Ponderosa pine forms a foundation for an entire community of insects and, to a smaller extent, mammals and birds. So when the pines migrated with the glacial cycles, other species moved with them, including the western pine beetle, a relative of the infamous mountain pine beetle.

Western pine beetles, Dendroctonus brevicomis, are specialists on ponderosa pine, meaning that they cannot breed without their host tree. So when ponderosa pines migrate, the beetles necessary follow.

Scott Kelley, who received his PhD at the University of Colorado working on the genetics of many species of bark beetles, discovered that western pine beetles living on the different subspecies of ponderosa pines have distinctly different mitochondrial genomes, just as their hosts do.

Judging by the magnitude of the genetic differences between eastern and western beetles, it appears that they have not exchanged genes for millions of years and although they appear morphologically similar, they should be considered separate species.

Mountain chickadees nest in cavities in conifers, and although they commonly use ponderosa pines, they may use other species at higher elevations.

Some behavioral studies suggest that if they build nests in other conifers at higher elevations, during exceptionally cold years, they migrate downhill and spend winters in ponderosa pines. Thus, they are somewhat dependent on ponderosa pines.

Given that mountain chickadees hunt for insects on ponderosa pines, I have no doubt that they feed on western pine beetles whenever they are available. In an ecological sense, these three species are intricately intertwined.

Mountain chickadees, like ponderosa pines, have eastern and western subspecies, and the subspecies' boundaries in the trees and chickadees are nearly coincident.

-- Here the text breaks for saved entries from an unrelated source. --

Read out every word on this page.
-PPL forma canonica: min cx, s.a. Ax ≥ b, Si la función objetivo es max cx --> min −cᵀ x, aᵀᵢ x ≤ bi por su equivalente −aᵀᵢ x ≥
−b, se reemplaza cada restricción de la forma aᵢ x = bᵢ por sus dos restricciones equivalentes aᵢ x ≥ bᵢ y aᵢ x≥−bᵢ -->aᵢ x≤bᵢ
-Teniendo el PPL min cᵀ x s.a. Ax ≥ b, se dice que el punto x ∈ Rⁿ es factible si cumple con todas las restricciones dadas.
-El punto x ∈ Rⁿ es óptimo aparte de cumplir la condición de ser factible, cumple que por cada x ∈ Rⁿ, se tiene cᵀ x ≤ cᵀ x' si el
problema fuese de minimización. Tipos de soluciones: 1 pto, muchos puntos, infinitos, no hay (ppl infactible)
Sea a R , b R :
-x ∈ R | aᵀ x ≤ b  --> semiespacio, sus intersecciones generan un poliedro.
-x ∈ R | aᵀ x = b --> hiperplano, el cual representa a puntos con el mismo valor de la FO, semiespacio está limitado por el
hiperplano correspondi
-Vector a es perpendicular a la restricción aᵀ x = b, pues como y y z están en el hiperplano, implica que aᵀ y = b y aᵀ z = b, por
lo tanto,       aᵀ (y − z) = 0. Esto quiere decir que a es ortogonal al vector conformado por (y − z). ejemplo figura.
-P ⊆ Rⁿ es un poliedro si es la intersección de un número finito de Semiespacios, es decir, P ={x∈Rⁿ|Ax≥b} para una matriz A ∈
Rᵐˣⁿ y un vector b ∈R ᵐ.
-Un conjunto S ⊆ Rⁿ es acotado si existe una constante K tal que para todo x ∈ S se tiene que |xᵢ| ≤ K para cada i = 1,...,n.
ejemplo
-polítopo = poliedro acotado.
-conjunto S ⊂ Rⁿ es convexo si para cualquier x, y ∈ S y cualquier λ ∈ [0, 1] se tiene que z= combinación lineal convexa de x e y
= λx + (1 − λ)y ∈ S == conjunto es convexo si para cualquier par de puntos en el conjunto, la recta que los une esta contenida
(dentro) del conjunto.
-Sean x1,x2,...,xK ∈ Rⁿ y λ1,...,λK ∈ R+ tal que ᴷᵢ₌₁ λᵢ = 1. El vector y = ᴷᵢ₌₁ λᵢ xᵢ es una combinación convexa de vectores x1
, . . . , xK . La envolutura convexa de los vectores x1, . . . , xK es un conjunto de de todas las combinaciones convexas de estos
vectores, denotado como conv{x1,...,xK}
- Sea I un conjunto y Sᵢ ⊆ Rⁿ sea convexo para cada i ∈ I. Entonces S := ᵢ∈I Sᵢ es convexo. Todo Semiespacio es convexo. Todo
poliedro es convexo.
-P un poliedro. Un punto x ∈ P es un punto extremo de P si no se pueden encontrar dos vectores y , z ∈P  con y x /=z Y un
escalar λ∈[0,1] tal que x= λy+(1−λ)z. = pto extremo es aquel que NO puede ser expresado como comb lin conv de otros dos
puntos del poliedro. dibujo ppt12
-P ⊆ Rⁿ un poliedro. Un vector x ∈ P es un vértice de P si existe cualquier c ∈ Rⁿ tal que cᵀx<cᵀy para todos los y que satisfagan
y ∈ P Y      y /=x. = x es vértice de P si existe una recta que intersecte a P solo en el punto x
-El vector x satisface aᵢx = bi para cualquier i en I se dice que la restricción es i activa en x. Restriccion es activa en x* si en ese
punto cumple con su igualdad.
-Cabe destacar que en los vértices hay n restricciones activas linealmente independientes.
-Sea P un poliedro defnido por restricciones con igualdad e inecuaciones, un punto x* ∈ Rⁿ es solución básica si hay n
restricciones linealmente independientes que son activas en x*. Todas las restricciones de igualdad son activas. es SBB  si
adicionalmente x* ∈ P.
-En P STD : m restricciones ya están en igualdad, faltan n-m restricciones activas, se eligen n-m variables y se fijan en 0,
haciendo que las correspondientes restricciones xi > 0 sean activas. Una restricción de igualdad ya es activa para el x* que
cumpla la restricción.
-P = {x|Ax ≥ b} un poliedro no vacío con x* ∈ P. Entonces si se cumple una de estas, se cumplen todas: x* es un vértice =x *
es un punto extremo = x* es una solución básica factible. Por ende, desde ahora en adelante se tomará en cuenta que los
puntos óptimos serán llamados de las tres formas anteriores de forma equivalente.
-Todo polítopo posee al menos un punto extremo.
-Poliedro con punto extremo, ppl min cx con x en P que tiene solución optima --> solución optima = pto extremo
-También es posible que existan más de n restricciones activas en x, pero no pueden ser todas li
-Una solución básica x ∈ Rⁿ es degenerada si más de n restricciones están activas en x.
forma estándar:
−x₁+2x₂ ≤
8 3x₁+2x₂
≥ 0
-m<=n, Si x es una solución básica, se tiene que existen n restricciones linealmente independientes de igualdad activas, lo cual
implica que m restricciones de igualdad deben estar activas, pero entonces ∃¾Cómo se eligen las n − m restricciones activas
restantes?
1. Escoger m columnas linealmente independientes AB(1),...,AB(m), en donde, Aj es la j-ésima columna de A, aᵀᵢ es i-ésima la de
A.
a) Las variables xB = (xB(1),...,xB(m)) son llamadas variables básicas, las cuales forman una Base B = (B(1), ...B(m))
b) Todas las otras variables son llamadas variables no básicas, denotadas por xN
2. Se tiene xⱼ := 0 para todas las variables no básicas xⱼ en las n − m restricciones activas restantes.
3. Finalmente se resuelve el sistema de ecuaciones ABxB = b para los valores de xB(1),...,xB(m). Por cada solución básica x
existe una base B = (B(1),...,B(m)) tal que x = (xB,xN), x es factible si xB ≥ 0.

In addition, the mitochondrial genomes of the eastern and western chickadees are so different that evolutionary biologists estimate that they have not exchanged genes to any substantial extent for about a million years.

As consequence of their shared histories, ponderosa pines, western pine beetles and mountain chickadees share essentially the same pattern of genetic differentiation across their ranges.

Apparently, they have been traveling companions for at least a million years, through numerous glacial cycles.